A there that does not exist, is always already an ex- (eghs? eks? As above, but also here now heard as ek-stasy, to stand outside, always outside & in the strange) if it “is” at all, but really, neither back there nor ahead, as René Daumal says: “I am going towards a future that does not exist: leaving every minute a new corpse behind me.” His was a slower time; this giddy fin-de-siècle makes that every second. “Sirrt die Sekunde.” Atom of time. One by one, second to none. Uncuttable: from Latin secare, to cut, to split. The deepest cut. And uncuttable sequence. Daumal’s minute may be tropologically meant to stand for the minutest, but it is still a molar comfort.
« Corps étrangers » the French say for what we call “foreign bodies ”: outside medicine, outside the text, citations, grafts, prosthetic devices. What makes the strangeness of my own texts more familiar and at times simply bearable for me is to encounter in them familiar quotes, sentences I love and have repeated to myself for a long time after finding and “removing” them from the texts of other writers.
Like pebbles, rounded, smoothed familiar shapes, made so by the eternal return of the waves. Le ressassement, says Blanchot: the sifting, winnowing, again and again, repeating, harking back to & on an eternity that can be reduced to time by turning the sieve into an oracle, “faire tourner le sas,” making it turn magically and when it stops reading the result, “diese Kunde.” Or like the pebbles under the tongue to learn to shout over the waves, a poetry of sounds, with pebbles eventually smoothed in saliva’s acid? Like pebbles, I said, these citations of others in my texts, strange stones, foreign agents against which break or wash up my own sentences in the making, across which I can make my way to the other side without drowning in the familiar.

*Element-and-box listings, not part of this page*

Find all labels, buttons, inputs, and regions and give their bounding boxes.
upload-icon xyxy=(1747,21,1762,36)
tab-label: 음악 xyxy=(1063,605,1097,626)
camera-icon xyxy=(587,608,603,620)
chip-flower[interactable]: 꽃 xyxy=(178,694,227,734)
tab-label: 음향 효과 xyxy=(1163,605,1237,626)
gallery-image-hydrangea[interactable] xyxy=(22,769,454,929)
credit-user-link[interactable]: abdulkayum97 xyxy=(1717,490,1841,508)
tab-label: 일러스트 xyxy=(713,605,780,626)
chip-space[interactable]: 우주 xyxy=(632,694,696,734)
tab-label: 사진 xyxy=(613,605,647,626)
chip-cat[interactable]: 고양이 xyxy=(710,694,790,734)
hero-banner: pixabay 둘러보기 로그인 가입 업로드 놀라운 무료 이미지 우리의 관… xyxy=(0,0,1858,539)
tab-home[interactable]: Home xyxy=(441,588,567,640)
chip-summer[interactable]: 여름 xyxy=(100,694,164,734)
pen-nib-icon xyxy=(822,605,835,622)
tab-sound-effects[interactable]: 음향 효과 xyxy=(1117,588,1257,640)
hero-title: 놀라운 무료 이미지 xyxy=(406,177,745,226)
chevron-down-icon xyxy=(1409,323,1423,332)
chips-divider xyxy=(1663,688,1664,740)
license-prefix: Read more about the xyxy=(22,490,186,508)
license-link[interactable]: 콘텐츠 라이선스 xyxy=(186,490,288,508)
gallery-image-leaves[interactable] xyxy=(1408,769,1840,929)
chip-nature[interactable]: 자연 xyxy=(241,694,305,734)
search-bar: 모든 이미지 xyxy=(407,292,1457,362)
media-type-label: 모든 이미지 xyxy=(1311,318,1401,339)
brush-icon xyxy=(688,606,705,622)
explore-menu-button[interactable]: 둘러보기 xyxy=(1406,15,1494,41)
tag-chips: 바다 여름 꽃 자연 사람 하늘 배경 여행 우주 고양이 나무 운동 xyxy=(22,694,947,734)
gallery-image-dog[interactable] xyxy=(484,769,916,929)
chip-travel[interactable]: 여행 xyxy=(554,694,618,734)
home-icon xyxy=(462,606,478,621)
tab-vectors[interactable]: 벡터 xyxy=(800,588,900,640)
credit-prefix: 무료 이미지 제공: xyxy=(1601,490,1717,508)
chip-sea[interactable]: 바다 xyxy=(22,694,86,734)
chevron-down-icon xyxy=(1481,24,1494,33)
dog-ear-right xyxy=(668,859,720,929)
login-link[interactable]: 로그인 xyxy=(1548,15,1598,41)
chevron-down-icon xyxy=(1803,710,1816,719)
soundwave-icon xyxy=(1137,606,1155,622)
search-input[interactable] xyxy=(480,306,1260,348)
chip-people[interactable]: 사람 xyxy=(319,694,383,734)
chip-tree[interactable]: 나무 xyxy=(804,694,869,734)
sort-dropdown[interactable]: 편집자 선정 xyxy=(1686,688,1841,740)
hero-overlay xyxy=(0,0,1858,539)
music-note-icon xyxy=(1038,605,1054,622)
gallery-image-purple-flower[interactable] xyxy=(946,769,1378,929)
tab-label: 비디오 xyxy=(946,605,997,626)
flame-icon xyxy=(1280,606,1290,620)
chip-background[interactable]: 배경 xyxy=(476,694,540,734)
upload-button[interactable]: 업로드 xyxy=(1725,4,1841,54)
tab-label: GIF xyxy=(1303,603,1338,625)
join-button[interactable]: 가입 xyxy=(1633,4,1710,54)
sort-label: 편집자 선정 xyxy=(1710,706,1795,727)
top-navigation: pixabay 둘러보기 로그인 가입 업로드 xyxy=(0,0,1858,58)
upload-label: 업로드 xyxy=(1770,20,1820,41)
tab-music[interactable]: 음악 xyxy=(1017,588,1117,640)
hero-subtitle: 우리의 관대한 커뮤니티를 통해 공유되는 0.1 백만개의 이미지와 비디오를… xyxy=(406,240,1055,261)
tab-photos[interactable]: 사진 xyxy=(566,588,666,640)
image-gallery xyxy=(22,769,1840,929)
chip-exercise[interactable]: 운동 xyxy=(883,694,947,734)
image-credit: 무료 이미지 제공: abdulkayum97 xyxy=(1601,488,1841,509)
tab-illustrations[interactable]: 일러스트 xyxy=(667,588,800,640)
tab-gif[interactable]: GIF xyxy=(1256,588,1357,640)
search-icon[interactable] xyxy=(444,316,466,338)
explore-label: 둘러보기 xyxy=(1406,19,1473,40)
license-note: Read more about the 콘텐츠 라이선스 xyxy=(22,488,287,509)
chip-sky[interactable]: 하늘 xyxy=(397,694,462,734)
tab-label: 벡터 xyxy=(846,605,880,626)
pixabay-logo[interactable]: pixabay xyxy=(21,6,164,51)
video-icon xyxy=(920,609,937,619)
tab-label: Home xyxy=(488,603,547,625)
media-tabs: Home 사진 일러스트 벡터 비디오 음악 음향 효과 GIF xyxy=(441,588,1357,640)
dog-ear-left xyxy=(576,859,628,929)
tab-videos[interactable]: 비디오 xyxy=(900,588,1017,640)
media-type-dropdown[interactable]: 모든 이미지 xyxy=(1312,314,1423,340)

strangeness n. 1. The quality or condition of being strange. 2. Physics. A quantum number equal to hyper charge minus baryon number, indicating the possible transformations of an elementary particle upon strong interaction with another elementary particle. Strange particle n. Physics. An unstable elementary particle created in high-energy particle collisions having a short life and a strangeness quantum number other than zero.
I knew it the first week I moved to Paris as a young medical student. The morgue was too familiar already, familial nearly, even in Benn, always the absolute return to self, same, ness as only escape. I knew then I would never return home, or live in the familiar of that place or self. I set out to learn how not to “separate the yes from the no,” to keep both always there, the poles, the opposites, the familiar and the strange, it takes two, it takes you. The other’s language, the strange language, open range of uncertainties.
Yet, in all my dictionaries the word that follows stranger is strangle.